Wang Haiyang looked at the graph and thought, If arranged, the Degree numbers of all nodes of graph G can form such a sequence: 4, 4, 3,3,2,2, which is called the degree sequence of the graph. Of course, the degree sequence of any simple graph (according to Graph Theory, a graph without any parallel edge or ring is a simple graph) is a non-negative integer sequence?
Wang Haiyang is a thoughtful person and tends to think deeply over any scientific problem that grabs his interest.
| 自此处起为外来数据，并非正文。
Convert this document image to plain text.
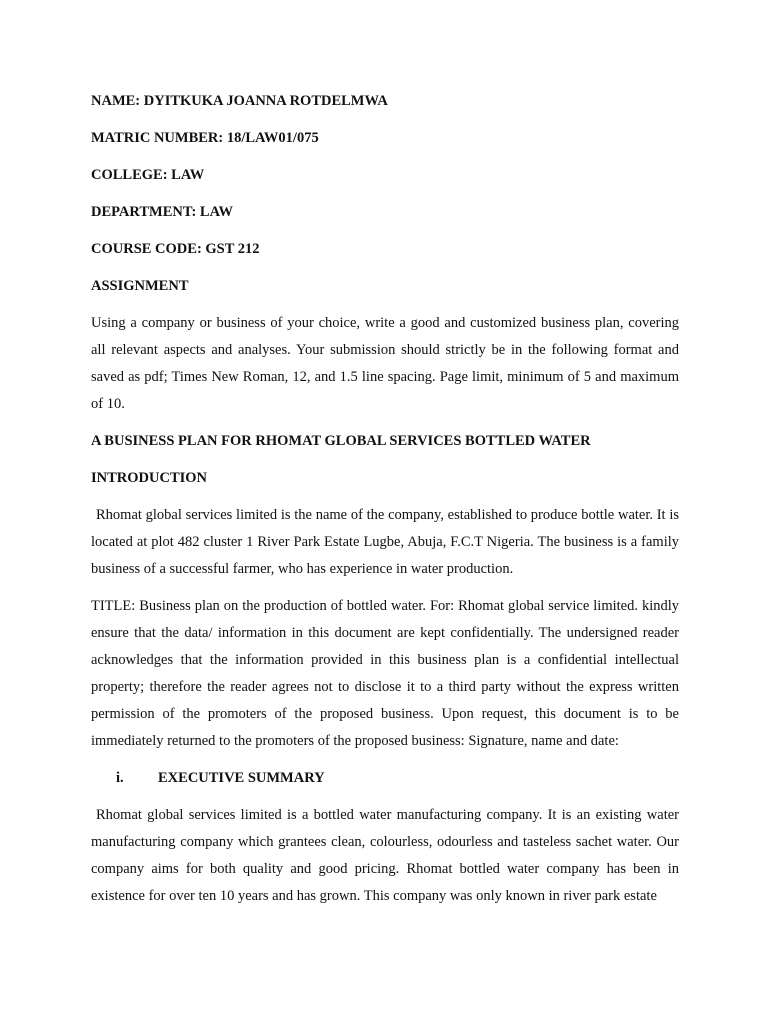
NAME: DYITKUKA JOANNA ROTDELMWA
MATRIC NUMBER: 18/LAW01/075
COLLEGE: LAW
DEPARTMENT: LAW
COURSE CODE: GST 212
ASSIGNMENT

Using a company or business of your choice, write a good and customized business plan, covering all relevant aspects and analyses. Your submission should strictly be in the following format and saved as pdf; Times New Roman, 12, and 1.5 line spacing. Page limit, minimum of 5 and maximum of 10.

A BUSINESS PLAN FOR RHOMAT GLOBAL SERVICES BOTTLED WATER
INTRODUCTION

Rhomat global services limited is the name of the company, established to produce bottle water. It is located at plot 482 cluster 1 River Park Estate Lugbe, Abuja, F.C.T Nigeria. The business is a family business of a successful farmer, who has experience in water production.

TITLE: Business plan on the production of bottled water. For: Rhomat global service limited. kindly ensure that the data/ information in this document are kept confidentially. The undersigned reader acknowledges that the information provided in this business plan is a confidential intellectual property; therefore the reader agrees not to disclose it to a third party without the express written permission of the promoters of the proposed business. Upon request, this document is to be immediately returned to the promoters of the proposed business: Signature, name and date:

i.	EXECUTIVE SUMMARY

Rhomat global services limited is a bottled water manufacturing company. It is an existing water manufacturing company which grantees clean, colourless, odourless and tasteless sachet water. Our company aims for both quality and good pricing. Rhomat bottled water company has been in existence for over ten 10 years and has grown. This company was only known in river park estate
So as usual, he also gave this problem further thought, As we know, any a simple graph always corresponds with a non-negative integer sequence. But whether a non-negative integer sequence always corresponds with the degree sequence of a simple graph? That is, if given a non-negative integer sequence, are we sure that we can draw a simple graph according to it.?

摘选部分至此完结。